Political Strategy for a Permanent Democratic Majority

Tim’s Dim Ideas

According to all the insider accounts, Minnesota Gov. Tim Pawlenty was the finalist with Sarah Palin for the 2008 Republican vice presidential nod. He’s now generally considered a major player for the 2012 Republican presidential nomination. In both cases, Pawlenty’s major credential is that he doesn’t offend any significant conservative interest groups.
I’ve already written a couple of pieces suggesting that this guy is a less than a political fireball. But he really does seem to be positioning himself as the ultimate lowest-common-denominator candidate. Just today (via Matt Yglesias), I read a Tim Paw op-ed in Politico that was one of the dumbest, paint-by-the-numbers utterances on record.
This was presumably Tim’s response to the Obama budget, but it could have been written twenty or even thirty years ago, for delivery at some midwestern Lincoln Day Dinner that couldn’t attract a better speaker. Entitled “Ponzi Scheme on the Potomac,” the piece never bothers to explain its initial assertion that the federal budget is indeed anything like a “Ponzi Scheme,” and then descends into incoherent banality.
Pawlenty’s Big Idea, you see, is a constitutional amendment to require a balanced federal budget. This was a very popular idea a long, long time ago, until it became apparent that (1) it was a way for politicians to avoid talking about how, actually, the federal budget should be balanced, and (2) such an amendment would never, ever, be enacted, in no small part because it might require spending cuts and/or tax increases that a majority of politicians, and for that matter, a majority of Americans, would oppose.
Within seconds of wheeling out this antediluvian idea, Pawlenty calls for making Bush’s tax cuts permanent, and for additional tax cuts, which shows you why he favors a balanced budget only in the abstract sense of the term.
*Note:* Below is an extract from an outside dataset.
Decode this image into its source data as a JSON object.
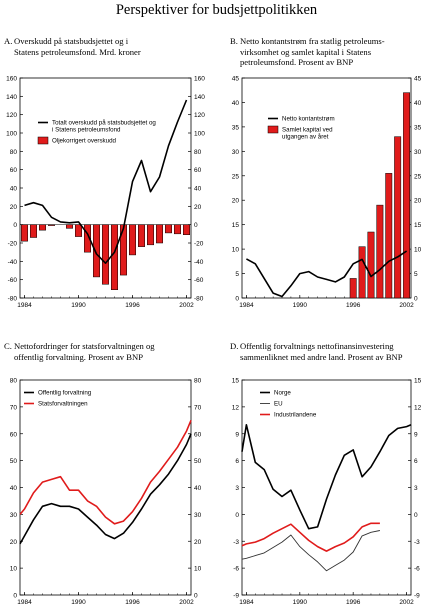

Tim Paw’s think piece wheezes to the finish line with a recitation of his proud fiscal record in Minnesota, capped by the boast that he “moved the state out of the Top 10 in tax burden.” Too bad that only 37% of Gopher State voters say they’d vote for him for president, according to a recent Rasmussen survey.
All in all, it’s hard to imagine Pawlenty outclassing Republican rivals like Palin or Huckabee, who, whatever their other abundant demerits, are interesting people who can light up rooms full of rabid conservatives. And it’s hard to imagine this plodding pol chasing Barack Obama around the ring in a general election debate. If this is the best the GOP can offer, please bring him on.